The TWA Flight Center, which was designed by Eero Saarinen, first opened at JFK Airport in 1962 and will serve as the centerpiece of the hotel after being closed down since 2001.

"We are putting a box around 1962 for this hotel and we're bringing back the ethos of 1962 with everything we do here," said Morse.

A tour of the model guest room designed by Stonehill Taylor revealed various highlights from the time period, including Knoll furnishings, brushed brass lighting, wood warm accents, a rotary phone, a Hollywood-style bathroom, and even a martini bar for guests to enjoy.

According to Morse, guests will also be able to enjoy views of the terminal or flights taking off from the comfort of their room without hearing them due to the hotel's thick glass curtain walls.

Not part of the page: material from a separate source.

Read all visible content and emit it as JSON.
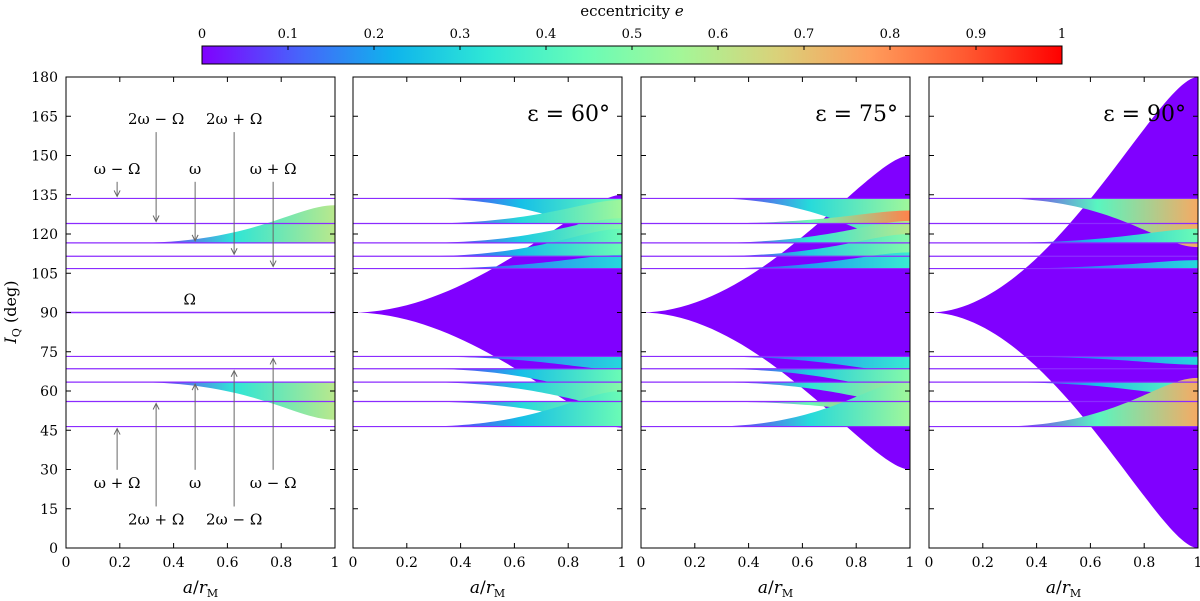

The restored TWA Flight Center will serve as the hotel's lobby for an estimated 10,000 visitors daily, and will be accessible to all terminals via AirTrain.

Guests will be able to visit rebuilt classic spaces such as the sunken lounge, Paris Café, Constellation Club, Ambassador's Club, Lisbon Lounge, and even walk across the flight tubes that connect to JFK Terminal 5.

A Lockheed Constellation "Connie" L-1649A Starliner will be repurposed for a cocktail lounge, and there will be a museum centered on the Jet Age, the mid-century design movement, and TWA.

In addition, the flight center will contain amenities such as high-end retailers, rooftop pool, observation deck, fitness center, restaurants and bars that will be accessible to the public.

Morse explained the aesthetic throughout the hotel will allow visitors to appreciate and experience the excitement of air travel at the time.

“It's a bit of stepping back in time to a magical period," said Morse. "It was a terrific time for New York, it was a terrific time for America. Anything was possible, people were circling the Earth."